L’EFF, le défenseur des droits numériques, rappelle que dans des circonstances normales, le trilogue devrait être un débat bureaucratique minutieux sur les détails juridiques subtils de la directive, les États membres contribuant à la compréhension de leurs propres systèmes juridiques et les négociateurs du Parlement proposant de modifier le libellé afin de refléter ces aspects pratiques.
Mais les articles 13 et 11 n'ont jamais fait partie d'une procédure normale, axée sur le consensus. Le Parlement était divisé sur les articles 13 et 11, et même les États membres ne sont pas d’accord entre eux pour savoir si ces dispositions ont un sens.
Le 25 mai, lorsque les pays membres se sont réunis pour régler leur « texte de négociation » initial, les gouvernements nationaux étaient à peine d'accord entre eux pour savoir si la directive devait aller de l'avant dans le processus de validation.
Lorsque les États membres votent ensemble en tant que Conseil européen, une proposition échoue si une « minorité de blocage » s’y oppose (ce qui représente soit un nombre de 13 États membres, soit un nombre quelconque d’États qui, combinés, représentent plus de 35% de la population de l’UE). En mai, selon les rumeurs de l'UE, ces votes n'ayant pas été rendus publics, l'Allemagne, la Finlande, les Pays-Bas, la Slovénie, la Belgique et la Hongrie se sont tous opposés à la directive, en grande partie à cause des articles 13 et 11. Constituant 25% de la population européenne, leur opposition n'était donc pas suffisante pour la rejeter.

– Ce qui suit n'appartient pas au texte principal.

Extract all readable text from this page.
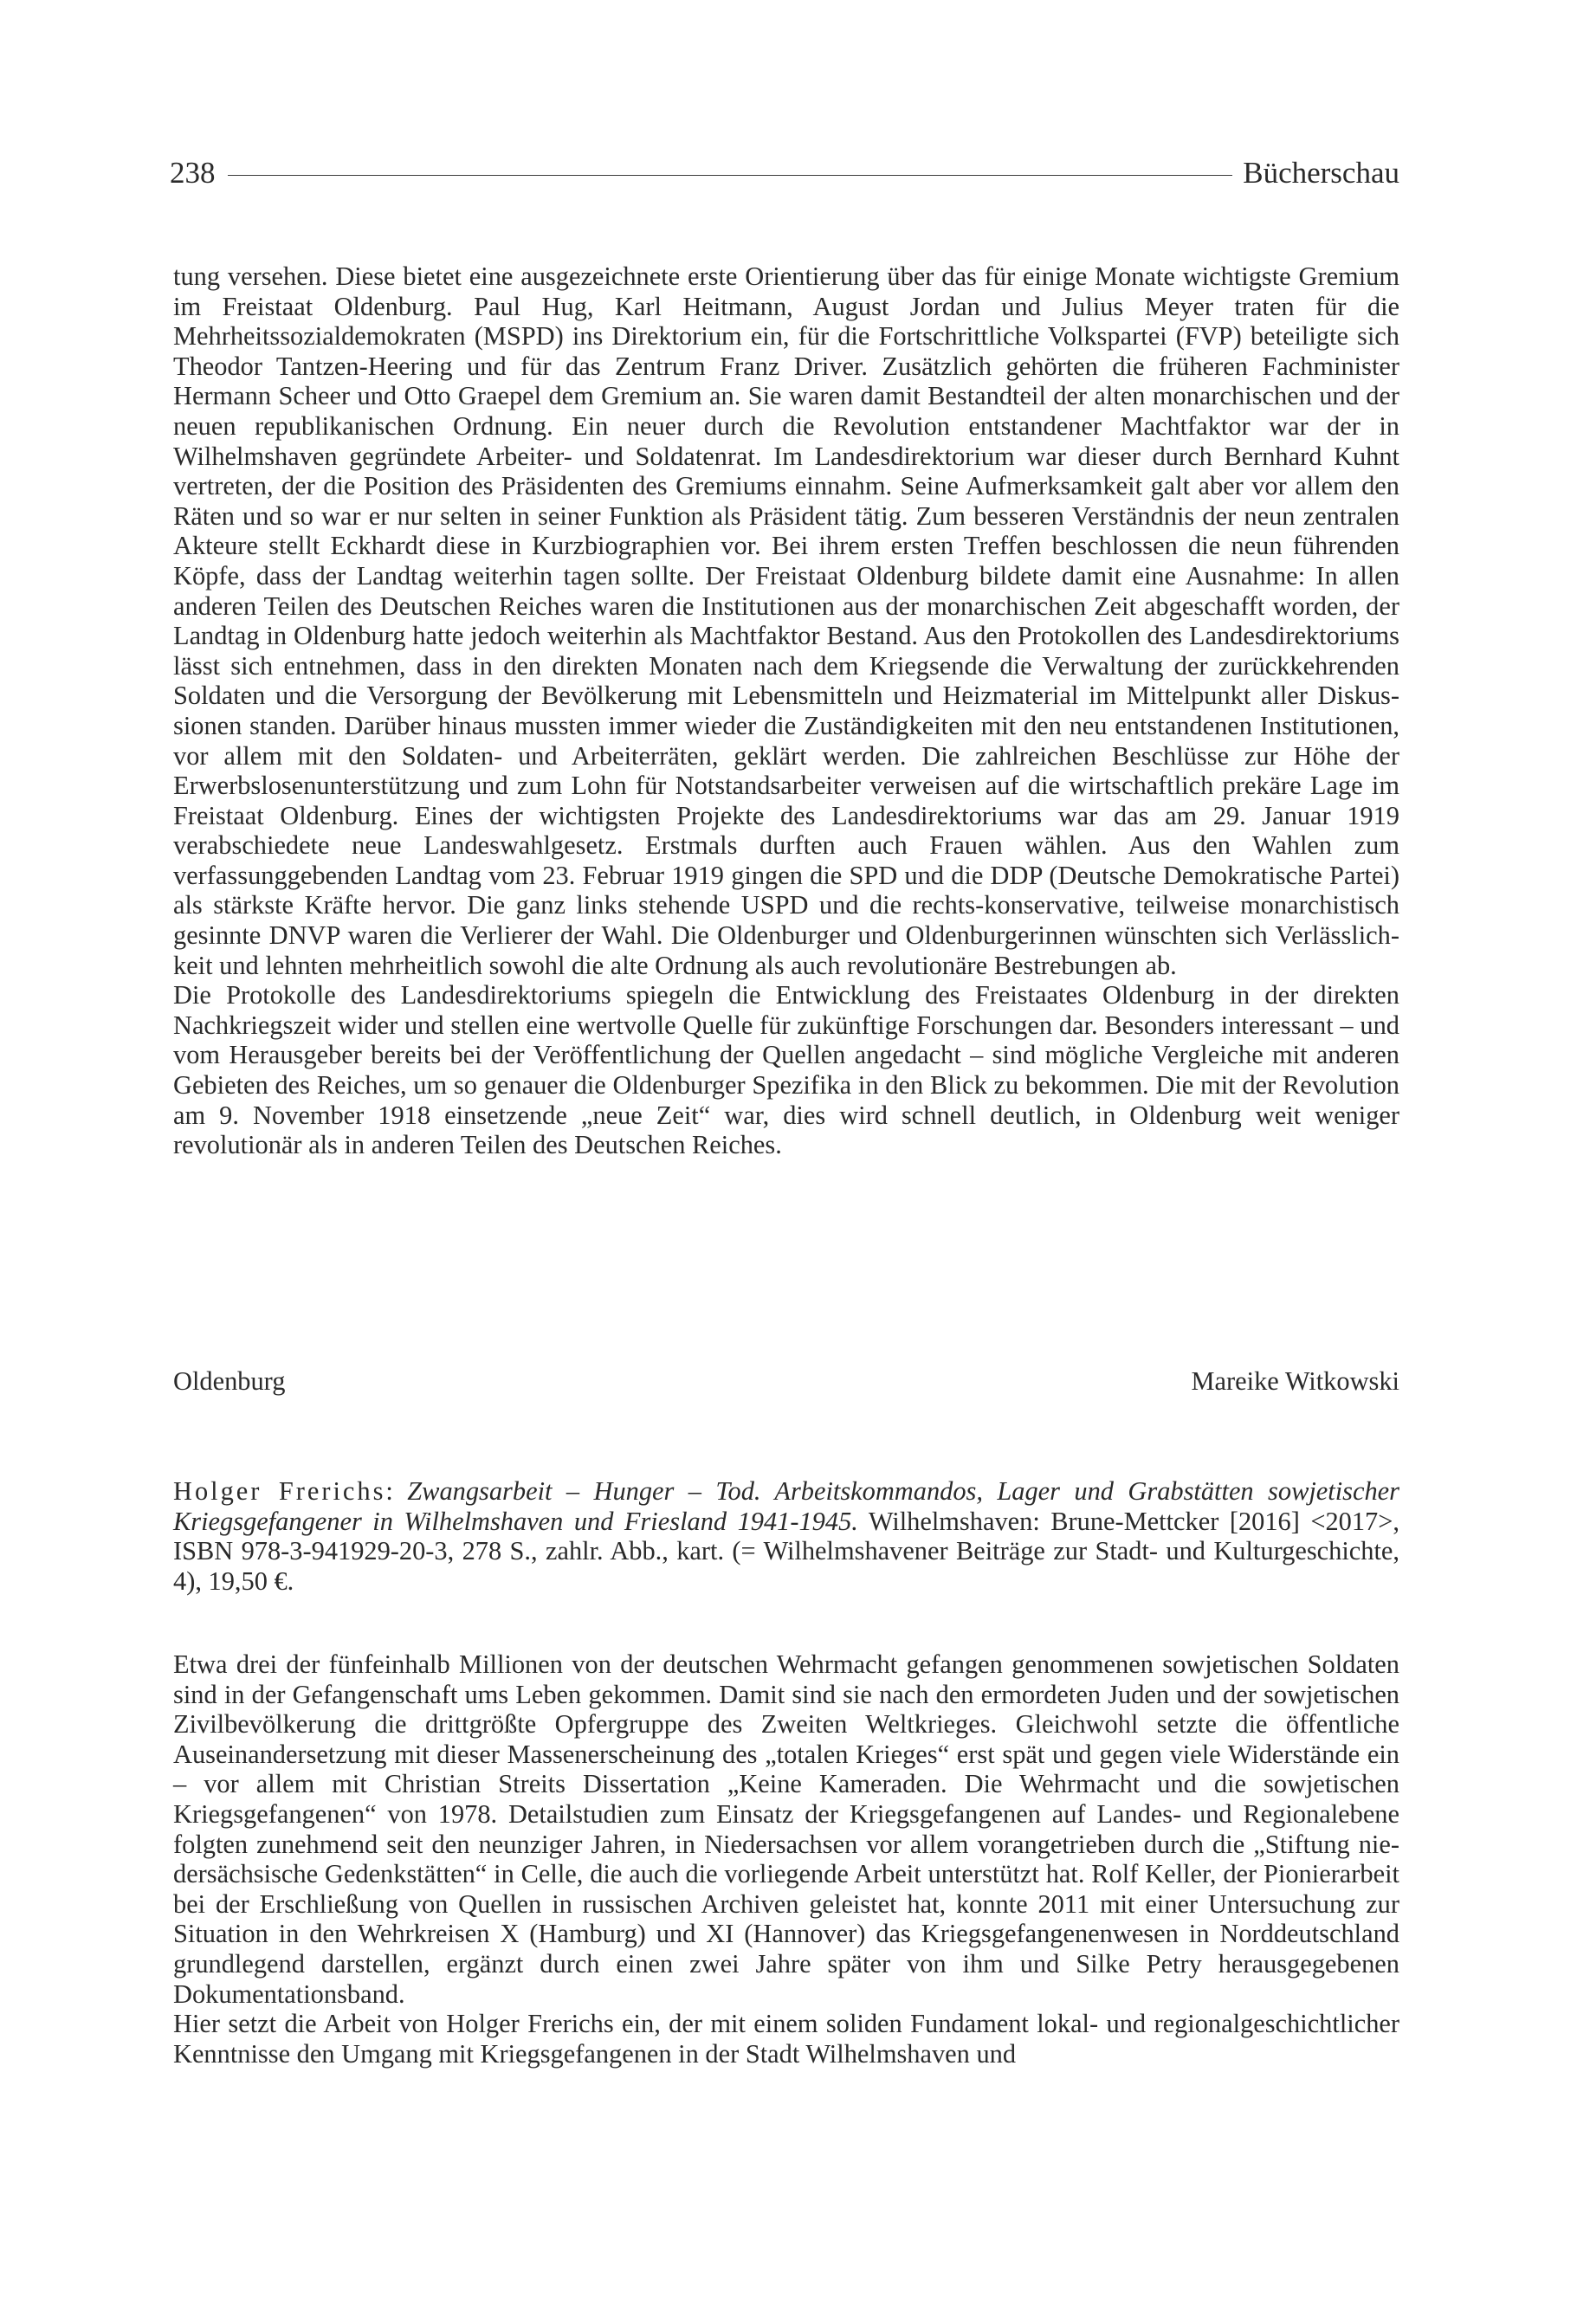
238	Bücherschau

tung versehen. Diese bietet eine ausgezeichnete erste Orientierung über das für einige Monate wichtigste Gremium im Freistaat Oldenburg. Paul Hug, Karl Heitmann, August Jordan und Julius Meyer traten für die Mehrheitssozialdemokraten (MSPD) ins Direktorium ein, für die Fortschrittliche Volkspartei (FVP) beteiligte sich Theodor Tantzen-Heering und für das Zentrum Franz Driver. Zusätzlich gehörten die früheren Fachminister Hermann Scheer und Otto Graepel dem Gremium an. Sie waren damit Bestandteil der alten monarchischen und der neuen republikanischen Ordnung. Ein neuer durch die Revolution entstandener Machtfaktor war der in Wilhelmshaven gegründete Arbeiter- und Soldatenrat. Im Landesdirektorium war dieser durch Bernhard Kuhnt vertreten, der die Position des Präsidenten des Gremiums einnahm. Seine Aufmerksamkeit galt aber vor allem den Räten und so war er nur selten in seiner Funktion als Präsident tätig. Zum besseren Verständnis der neun zentralen Akteure stellt Eckhardt diese in Kurzbiographien vor. Bei ihrem ersten Treffen beschlossen die neun führenden Köpfe, dass der Landtag weiterhin tagen sollte. Der Freistaat Oldenburg bildete damit eine Ausnahme: In allen anderen Teilen des Deutschen Reiches waren die Institutionen aus der monarchischen Zeit abgeschafft worden, der Landtag in Oldenburg hatte jedoch weiterhin als Machtfaktor Bestand. Aus den Protokollen des Landesdirektoriums lässt sich entnehmen, dass in den direkten Monaten nach dem Kriegsende die Verwaltung der zurückkehrenden Soldaten und die Versorgung der Bevölkerung mit Lebensmitteln und Heizmaterial im Mittelpunkt aller Diskussionen standen. Darüber hinaus mussten immer wieder die Zuständigkeiten mit den neu entstandenen Institutionen, vor allem mit den Soldaten- und Arbeiterräten, geklärt werden. Die zahlreichen Beschlüsse zur Höhe der Erwerbslosenunterstützung und zum Lohn für Notstandsarbeiter verweisen auf die wirtschaftlich prekäre Lage im Freistaat Oldenburg. Eines der wichtigsten Projekte des Landesdirektoriums war das am 29. Januar 1919 verabschiedete neue Landeswahlgesetz. Erstmals durften auch Frauen wählen. Aus den Wahlen zum verfassunggebenden Landtag vom 23. Februar 1919 gingen die SPD und die DDP (Deutsche Demokratische Partei) als stärkste Kräfte hervor. Die ganz links stehende USPD und die rechts-konservative, teilweise monarchistisch gesinnte DNVP waren die Verlierer der Wahl. Die Oldenburger und Oldenburgerinnen wünschten sich Verlässlichkeit und lehnten mehrheitlich sowohl die alte Ordnung als auch revolutionäre Bestrebungen ab.

Die Protokolle des Landesdirektoriums spiegeln die Entwicklung des Freistaates Oldenburg in der direkten Nachkriegszeit wider und stellen eine wertvolle Quelle für zukünftige Forschungen dar. Besonders interessant – und vom Herausgeber bereits bei der Veröffentlichung der Quellen angedacht – sind mögliche Vergleiche mit anderen Gebieten des Reiches, um so genauer die Oldenburger Spezifika in den Blick zu bekommen. Die mit der Revolution am 9. November 1918 einsetzende „neue Zeit“ war, dies wird schnell deutlich, in Oldenburg weit weniger revolutionär als in anderen Teilen des Deutschen Reiches.

Oldenburg	Mareike Witkowski

Holger Frerichs: Zwangsarbeit – Hunger – Tod. Arbeitskommandos, Lager und Grabstätten sowjetischer Kriegsgefangener in Wilhelmshaven und Friesland 1941-1945. Wilhelmshaven: Brune-Mettcker [2016] <2017>, ISBN 978-3-941929-20-3, 278 S., zahlr. Abb., kart. (= Wilhelmshavener Beiträge zur Stadt- und Kulturgeschichte, 4), 19,50 €.

Etwa drei der fünfeinhalb Millionen von der deutschen Wehrmacht gefangen genommenen sowjetischen Soldaten sind in der Gefangenschaft ums Leben gekommen. Damit sind sie nach den ermordeten Juden und der sowjetischen Zivilbevölkerung die drittgrößte Opfergruppe des Zweiten Weltkrieges. Gleichwohl setzte die öffentliche Auseinandersetzung mit dieser Massenerscheinung des „totalen Krieges“ erst spät und gegen viele Widerstände ein – vor allem mit Christian Streits Dissertation „Keine Kameraden. Die Wehrmacht und die sowjetischen Kriegsgefangenen“ von 1978. Detailstudien zum Einsatz der Kriegsgefangenen auf Landes- und Regionalebene folgten zunehmend seit den neunziger Jahren, in Niedersachsen vor allem vorangetrieben durch die „Stiftung niedersächsische Gedenkstätten“ in Celle, die auch die vorliegende Arbeit unterstützt hat. Rolf Keller, der Pionierarbeit bei der Erschließung von Quellen in russischen Archiven geleistet hat, konnte 2011 mit einer Untersuchung zur Situation in den Wehrkreisen X (Hamburg) und XI (Hannover) das Kriegsgefangenenwesen in Norddeutschland grundlegend darstellen, ergänzt durch einen zwei Jahre später von ihm und Silke Petry herausgegebenen Dokumentationsband.

Hier setzt die Arbeit von Holger Frerichs ein, der mit einem soliden Fundament lokal- und regionalgeschichtlicher Kenntnisse den Umgang mit Kriegsgefangenen in der Stadt Wilhelmshaven und
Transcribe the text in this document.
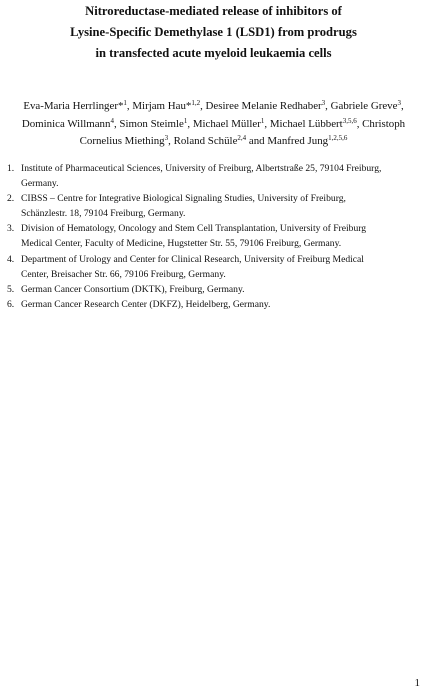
Nitroreductase-mediated release of inhibitors of
Lysine-Specific Demethylase 1 (LSD1) from prodrugs
in transfected acute myeloid leukaemia cells
Eva-Maria Herrlinger*$^1$, Mirjam Hau*$^{1,2}$, Desiree Melanie Redhaber$^3$, Gabriele Greve$^3$,
Dominica Willmann$^4$, Simon Steimle$^1$, Michael Müller$^1$, Michael Lübbert$^{3,5,6}$, Christoph
Cornelius Miething$^3$, Roland Schüle$^{2,4}$ and Manfred Jung$^{1,2,5,6}$
1. Institute of Pharmaceutical Sciences, University of Freiburg, Albertstraße 25, 79104 Freiburg,
Germany.
2. CIBSS – Centre for Integrative Biological Signaling Studies, University of Freiburg,
Schänzlestr. 18, 79104 Freiburg, Germany.
3. Division of Hematology, Oncology and Stem Cell Transplantation, University of Freiburg
Medical Center, Faculty of Medicine, Hugstetter Str. 55, 79106 Freiburg, Germany.
4. Department of Urology and Center for Clinical Research, University of Freiburg Medical
Center, Breisacher Str. 66, 79106 Freiburg, Germany.
5. German Cancer Consortium (DKTK), Freiburg, Germany.
6. German Cancer Research Center (DKFZ), Heidelberg, Germany.
1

Puis, en juillet, l’Italie a changé publiquement de camp. Après les démarches entreprises par les internautes Italiens qui ont fait part de leurs inquiétudes à leur gouvernement concernant ces directives, le ministre du Travail et du Développement économique, Luigi Di Maio, a publiquement fait part de ses préoccupations face aux propositions : « Nous allons nous opposer à la réforme de toute notre force, à commencer par le Parlement européen », ajoutant que « nous souhaitons également ne pas la mettre en œuvre », si la directive reste telle quelle.
Depuis lors, l'Italie est le principal parti au sein de l'UE en faveur de l'élimination complète des deux articles. L’Italie représente également 11% de la population de l’Union européenne, ce qui fait donc passer l’opposition totale des États à plus de 36% de la population.
Pourquoi les articles 11 et 13 ne sont-ils donc pas supprimés ?
Si les Etats ont pu réunir la minorité nécessaire pour faire opposition à ces articles controversés, ils doivent tout de même donner une réponse unie. Pour le moment, l’opposition n’est pas parvenue à un accord. Certains se méfient de l’approche italienne qui ne souhaite pas de compromis et veut simplement la suppression de ces articles. Ils voudraient ajouter des garanties supplémentaires aux deux articles, et non les supprimer entièrement. Parmi eux figurent certains des pays qui étaient opposés à l'origine en mai, y compris l'Allemagne.
Axel Voss, le plus ardent défenseur des article 13 et 11 au Parlement, a remporté la victoire en divisant l’opposition de la même manière. Certains membres du Parlement ont voté pour des amendements visant à supprimer complètement les articles, alors que d'autres ont voté pour différents compromis, mais Voss a été en mesure de coordonner tous les partisans des articles afin qu’ils puissent s'unir pour voter en faveur de ses propositions. Son ensemble unique d’amendements favorables aux articles 13 et 11 l’a emporté sur de nombreux amendements qui y étaient opposés.
Luigi Di Maio
C’est ce qui importe : un nombre croissant de pays qui pensent que les filtres du droit d’auteur et les taxes sur les liens vont trop loin, mais n’ont pas encore trouvé d’accord pour les rejeter ou les corriger.
Les trilogues ne sont pas un processus conçu pour résoudre des divergences aussi importantes alors que les États membres de l'UE et le parlement sont profondément divisés.
Et l’EFF d’expliquer que : « Ce qui se passe maintenant dépend entièrement de la manière dont les États membres décident d'aller de l'avant et de la pression à laquelle ils poussent pour une véritable réforme des articles 13 et 11. L'équilibre dans cette discussion a changé, car l'Italie a changé de position. L'Italie a changé de position parce que les Italiens ont pris la parole. Si vous vous adressez au ministère en charge du droit d’auteur de votre pays et que vous leur dites que ces articles vous concernent, ils commenceront également à faire attention. Et nous aurons une chance d’empêcher cette terrible directive de devenir une loi terrible dans toute l’Europe ».
C’est la raison pour laquelle le mouvement Save Your Internet a été lancé, pour faire entendre la voix d’autres internautes européens qui seraient contre ces articles.